This book provides a great deal of information about the life, crimes, and victims of an astonishingly successful serial killer. Even so, because the book was researched and written in the early 1980s, many details of Bundy's methods were still unknown and therefore are not included. Also, while Bundy's own words are initially very fascinating to read, they quickly become repetitive and finally evasive. These flaws are fairly small and it is hard to blame the authors for circumstances that were beyond their control, but nevertheless this book doesn't quite deliver what the reader is hoping for. Still, this book is well-written and thorough -- a better-than-average true crime book.
Hugh Aynesworth, an investigative reporter, and Stephen G. Michaud, a writer for Newsweek, have written an exhaustive, well documented account of Ted Bundy's rampage through four states that left at least thirty young women dead. They explore Bundy's life in detail from his problematic childhood to his college years, during which he developed his consummate skill as a con artist and pathological liar. He wasn't every teenage girl's dream, but he had his share of girlfriends; he came from a broken home but his mother clearly cared about him and tried to be a good parent. He didn't know his father, but neither did a million other boys who never went on to become serial murderers. So who or what made Bundy Bundy? Aynesworth and Michaud suggest that it doesn't matter, Bundy was Bundy, period, and as such, the blame and responsibility for his crimes rest with him alone.
We follow Bundy in this book from his first murder in Washington State, through subsequent homicides in Utah and Colorado, his sensational escape from custody by jumping out of a second floor window, and his flight to Florida, where in a single explosion of homicidal rage he bludgeoned two girls to death and severely battered three more after invading their sorority house, before his final murder of a 12 year old who disappeared from a junior high school. The last killing represented a chilling turn: was Bundy going after younger and younger prey? One wonders if he might not have abducted children from elementary schools before he was finally caught.
Like all psychopaths before him and those who will come after him, Bundy never had a shred of compassion or guilt in regard to any of his victims. When he related his crimes to Michaud and Aynesworth, he insisted on talking about himself in the third person, as if Bundy the killer was a separate entity unrelated to himself. Perhaps that's how he could live with himself during the four years his crime spree lasted: someone else was committing these murders, not him.
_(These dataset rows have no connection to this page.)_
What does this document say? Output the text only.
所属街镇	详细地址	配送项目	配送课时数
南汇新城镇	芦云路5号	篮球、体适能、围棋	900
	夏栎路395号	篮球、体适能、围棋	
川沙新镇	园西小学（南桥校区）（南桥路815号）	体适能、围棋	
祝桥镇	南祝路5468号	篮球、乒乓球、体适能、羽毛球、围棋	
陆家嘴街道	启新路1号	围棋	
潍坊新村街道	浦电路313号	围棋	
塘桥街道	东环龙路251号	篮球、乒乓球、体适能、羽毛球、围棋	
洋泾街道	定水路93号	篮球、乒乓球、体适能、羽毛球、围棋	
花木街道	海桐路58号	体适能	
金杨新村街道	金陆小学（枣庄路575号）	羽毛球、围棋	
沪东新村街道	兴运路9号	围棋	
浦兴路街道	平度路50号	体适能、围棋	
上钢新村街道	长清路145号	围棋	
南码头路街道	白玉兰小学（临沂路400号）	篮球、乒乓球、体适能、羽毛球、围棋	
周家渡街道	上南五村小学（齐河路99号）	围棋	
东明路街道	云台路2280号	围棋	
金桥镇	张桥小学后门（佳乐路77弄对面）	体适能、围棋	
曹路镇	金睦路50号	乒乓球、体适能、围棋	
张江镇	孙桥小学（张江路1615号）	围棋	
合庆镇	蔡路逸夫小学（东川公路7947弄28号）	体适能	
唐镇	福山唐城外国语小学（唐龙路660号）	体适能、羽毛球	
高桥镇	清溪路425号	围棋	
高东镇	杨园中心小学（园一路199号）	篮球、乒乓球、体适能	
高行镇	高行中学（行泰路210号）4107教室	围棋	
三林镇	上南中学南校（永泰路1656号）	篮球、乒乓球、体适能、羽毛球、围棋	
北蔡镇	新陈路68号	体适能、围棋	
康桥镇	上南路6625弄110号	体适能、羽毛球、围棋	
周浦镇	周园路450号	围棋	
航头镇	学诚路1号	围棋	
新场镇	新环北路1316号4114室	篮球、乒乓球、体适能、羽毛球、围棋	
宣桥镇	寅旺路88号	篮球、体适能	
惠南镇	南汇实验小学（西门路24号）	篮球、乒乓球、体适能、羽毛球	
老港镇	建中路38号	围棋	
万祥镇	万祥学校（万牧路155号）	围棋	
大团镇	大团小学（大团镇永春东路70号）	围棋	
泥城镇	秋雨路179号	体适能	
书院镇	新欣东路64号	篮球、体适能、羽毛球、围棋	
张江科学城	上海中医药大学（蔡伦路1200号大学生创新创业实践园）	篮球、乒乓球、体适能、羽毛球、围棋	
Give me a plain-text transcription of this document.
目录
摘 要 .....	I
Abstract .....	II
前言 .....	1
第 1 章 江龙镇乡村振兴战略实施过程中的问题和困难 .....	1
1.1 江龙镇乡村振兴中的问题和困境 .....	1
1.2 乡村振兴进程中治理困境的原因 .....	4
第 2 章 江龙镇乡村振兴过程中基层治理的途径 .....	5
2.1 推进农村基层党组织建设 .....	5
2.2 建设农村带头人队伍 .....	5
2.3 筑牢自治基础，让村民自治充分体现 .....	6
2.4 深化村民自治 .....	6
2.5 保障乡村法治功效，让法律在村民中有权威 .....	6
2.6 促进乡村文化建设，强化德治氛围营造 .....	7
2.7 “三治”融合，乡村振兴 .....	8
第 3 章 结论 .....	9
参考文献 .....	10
However Bundy tried to rationalize, deny or explain away his actions, one gets through this excellent book emotionally drained, and feeling very grateful that he is no longer on this planet to remind us of the insanity he caused while he walked among us.
Bundy, himself, wouldn't discuss the murders as if he did it, he never said he was guilty of the crimes, he always claimed he was innocent (even as he went to the the executioner in 1989). So Michaud and Aynesworth made a deal with him that he didn't have to discuss them as if he did it, he could discuss them as if discuss a psychological case, and Bundy agreed to that. So Bundy discusses his crimes and his "entity" (as he called it) in third person throughout the book.
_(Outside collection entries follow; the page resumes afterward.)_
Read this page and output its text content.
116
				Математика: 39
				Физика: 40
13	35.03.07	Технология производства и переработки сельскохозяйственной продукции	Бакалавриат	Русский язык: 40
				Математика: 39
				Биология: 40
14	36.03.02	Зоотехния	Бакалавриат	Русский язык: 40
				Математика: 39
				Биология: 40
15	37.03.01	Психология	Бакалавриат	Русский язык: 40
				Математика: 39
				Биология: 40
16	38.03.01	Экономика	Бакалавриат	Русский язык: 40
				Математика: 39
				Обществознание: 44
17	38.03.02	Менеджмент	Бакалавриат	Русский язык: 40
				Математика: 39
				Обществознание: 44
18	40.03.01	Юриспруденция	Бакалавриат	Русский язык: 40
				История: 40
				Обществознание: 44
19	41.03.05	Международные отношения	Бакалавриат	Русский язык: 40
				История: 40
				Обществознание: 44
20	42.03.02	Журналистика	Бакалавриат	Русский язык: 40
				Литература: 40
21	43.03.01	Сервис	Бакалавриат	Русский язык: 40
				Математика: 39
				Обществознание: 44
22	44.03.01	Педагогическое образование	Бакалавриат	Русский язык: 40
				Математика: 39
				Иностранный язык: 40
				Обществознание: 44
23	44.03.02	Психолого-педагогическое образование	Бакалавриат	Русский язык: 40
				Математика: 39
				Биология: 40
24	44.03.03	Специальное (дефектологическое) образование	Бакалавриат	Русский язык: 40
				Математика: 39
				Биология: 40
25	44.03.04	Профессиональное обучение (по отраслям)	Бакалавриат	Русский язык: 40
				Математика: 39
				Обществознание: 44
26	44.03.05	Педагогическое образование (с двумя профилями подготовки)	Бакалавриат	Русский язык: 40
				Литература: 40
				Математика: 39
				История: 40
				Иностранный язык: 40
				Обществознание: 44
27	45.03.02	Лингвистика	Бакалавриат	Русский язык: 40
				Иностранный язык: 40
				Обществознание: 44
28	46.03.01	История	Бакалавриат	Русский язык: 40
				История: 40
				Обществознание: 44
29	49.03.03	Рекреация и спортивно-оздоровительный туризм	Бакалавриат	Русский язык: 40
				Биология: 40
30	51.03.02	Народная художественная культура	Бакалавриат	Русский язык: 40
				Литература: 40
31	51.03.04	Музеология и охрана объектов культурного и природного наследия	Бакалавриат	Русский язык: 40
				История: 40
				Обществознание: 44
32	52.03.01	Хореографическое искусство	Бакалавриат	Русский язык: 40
Bundy was a textbook sexual psychopath who terrorized the College communities of Washington, Utah and Florida over a span of years. He left none if little evidence so he was very hard to catch. As all serial killers do, they get cocky and so self-assured they won't get caught that they make a mistake and Ted Bundy made his mistake in Florida around the University in Tallahassee where he was caught.
The Only Living Witness answers all the questions about one of America's worst monsters. It is a timeless classic. It covers most of Bundy's life, including his youth and his years as a student and volunteer before murder became his primary occupation and after ... when the first 4 or 5 girls went missing and he volunteered to "help" the DES with the searches for the women as a credit for his law school course, or so he would have his girlfriend (at the time) believe.
I finished the book with a sense of fright for those women never found, and sadness for the families that won't get to bury the missing women, and the family and friends of Ted Bundy who was so manipulated and conned by their son and friend so much they believed in his innocence until he at last confessed the murders. A brilliant brilliant read and research source into the mind of a mass serial killer and sexual defiant psychopath. His crimes are as vivid and studied today as they were when he was being hunted and caught!